Data for Taxcalc-Payroll#
A Taxcalc-Payroll Records
object is created by passing a Pandas DataFrame or a string that provides the path to a CSV file with data you’d like to use in Taxcalc-Payroll.
TaxData#
To make Taxcalc-Payroll more useful out of the box, it ships with two data options for users, both of which are created by the TaxData project. We refer users to that project for more specific documentation of these data, but we provide a brief overview of the two data options provided by TaxData that come with a Taxcalc-Payroll installation.
Current Population Survey Data#
Using the Records.cps_constructor()
method to create a Records
class object, Taxcalc-Payroll users will be loading the taxdata
Current Population Survey (CPS) data file. This file is based on publicly available survey data, which is then weighted via taxdata
to hit IRS/SOI targets. The data are then grown out to hit aggregate forecasts through the time horizon available in Taxcalc-Payroll (approximately the next 10 years).
Taxcalc-Payroll provides unit tests to ensure that certain totals are hit with the CPS-based file. However, users should note that these tests are simply to ensure the accuracy of Taxcalc-Payroll’s tax logic and not the accuracy of the CPS-based data file produced by taxdata
. Please see the TaxData documentation for any validation of those data.
The IRS Public Use File#
The taxdata
package also produces a weights file and growth factors file for use with the IRS-SOI Public Use File (PUF).
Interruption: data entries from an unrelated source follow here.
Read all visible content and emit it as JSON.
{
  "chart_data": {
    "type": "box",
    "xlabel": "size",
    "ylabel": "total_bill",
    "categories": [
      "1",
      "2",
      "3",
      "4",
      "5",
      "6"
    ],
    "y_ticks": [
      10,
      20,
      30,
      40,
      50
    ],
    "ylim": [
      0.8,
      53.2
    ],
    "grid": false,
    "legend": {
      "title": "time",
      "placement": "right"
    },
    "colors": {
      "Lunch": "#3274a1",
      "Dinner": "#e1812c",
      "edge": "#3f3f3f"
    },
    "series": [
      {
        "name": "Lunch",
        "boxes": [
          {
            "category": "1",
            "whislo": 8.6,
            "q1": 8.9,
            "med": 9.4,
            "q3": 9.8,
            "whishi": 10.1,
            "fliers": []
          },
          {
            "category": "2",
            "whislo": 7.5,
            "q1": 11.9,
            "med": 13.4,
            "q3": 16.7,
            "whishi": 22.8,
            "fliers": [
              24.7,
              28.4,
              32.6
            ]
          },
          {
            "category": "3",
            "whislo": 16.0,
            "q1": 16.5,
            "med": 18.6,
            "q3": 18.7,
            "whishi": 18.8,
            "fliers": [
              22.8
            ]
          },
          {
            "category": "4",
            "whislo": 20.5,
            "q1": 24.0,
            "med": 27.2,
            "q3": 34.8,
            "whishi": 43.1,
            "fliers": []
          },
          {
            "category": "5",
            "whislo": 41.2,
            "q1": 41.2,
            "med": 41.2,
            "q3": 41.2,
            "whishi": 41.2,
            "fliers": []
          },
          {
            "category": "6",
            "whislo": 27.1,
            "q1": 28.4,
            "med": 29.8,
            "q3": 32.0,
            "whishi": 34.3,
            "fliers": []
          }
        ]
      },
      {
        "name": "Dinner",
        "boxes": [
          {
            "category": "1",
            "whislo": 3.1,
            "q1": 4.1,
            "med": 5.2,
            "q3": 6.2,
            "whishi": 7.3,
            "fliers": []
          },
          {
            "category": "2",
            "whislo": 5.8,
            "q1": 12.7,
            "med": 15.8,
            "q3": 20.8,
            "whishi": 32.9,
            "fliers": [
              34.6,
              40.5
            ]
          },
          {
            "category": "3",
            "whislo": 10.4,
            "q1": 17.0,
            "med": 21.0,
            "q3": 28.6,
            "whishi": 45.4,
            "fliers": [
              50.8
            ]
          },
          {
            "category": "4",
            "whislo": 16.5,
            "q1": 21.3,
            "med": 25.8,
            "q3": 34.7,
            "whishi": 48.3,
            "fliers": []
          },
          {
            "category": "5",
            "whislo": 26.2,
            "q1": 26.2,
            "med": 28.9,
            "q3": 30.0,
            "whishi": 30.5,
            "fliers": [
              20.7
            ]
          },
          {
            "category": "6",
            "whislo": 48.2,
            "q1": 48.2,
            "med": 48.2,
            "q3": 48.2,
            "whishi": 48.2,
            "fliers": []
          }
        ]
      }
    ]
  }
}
A given taxdata
version typically produces these files for a specific vintage of the PUF. As of taxdata
v 0.3.1, the 2012 PUF is used.
For users who have purchased their own version of the PUF, the puf_weights.csv.gz
and growfactors.csv
files that are included in Taxcalc-Payroll can be used to create a PUF-based dataset suitable for use in Taxcalc-Payroll.
We refer users of the PUF to the IRS limitations on the use of those data and their distribution. We also refer users of the PUF weights file and grow factors to the TaxData documentation for details on how to use these files with the PUF and to see how well the resulting tax calculations hit aggregate targets published by the IRS. However, we do note that analysis with a PUF-based data file tends to be the most accurate and validation of Taxcalc-Payroll with other microsimulation models often uses a PUF-based data file.
Using other data in Taxcalc-Payroll#
Using other data sources in Taxcalc-Payroll is possible. Users can pass any csv file to the Records
class and, so long as it has the appropriate input variables, one may be able to obtain results. Using Taxcalc-Payroll with custom data takes care and significant understanding of the model and data. Those interested in using their own data in Taxcalc-Payroll might also look to the Tax-Cruncher project, which is built as an interface between Taxcalc-Payroll and custom datasets.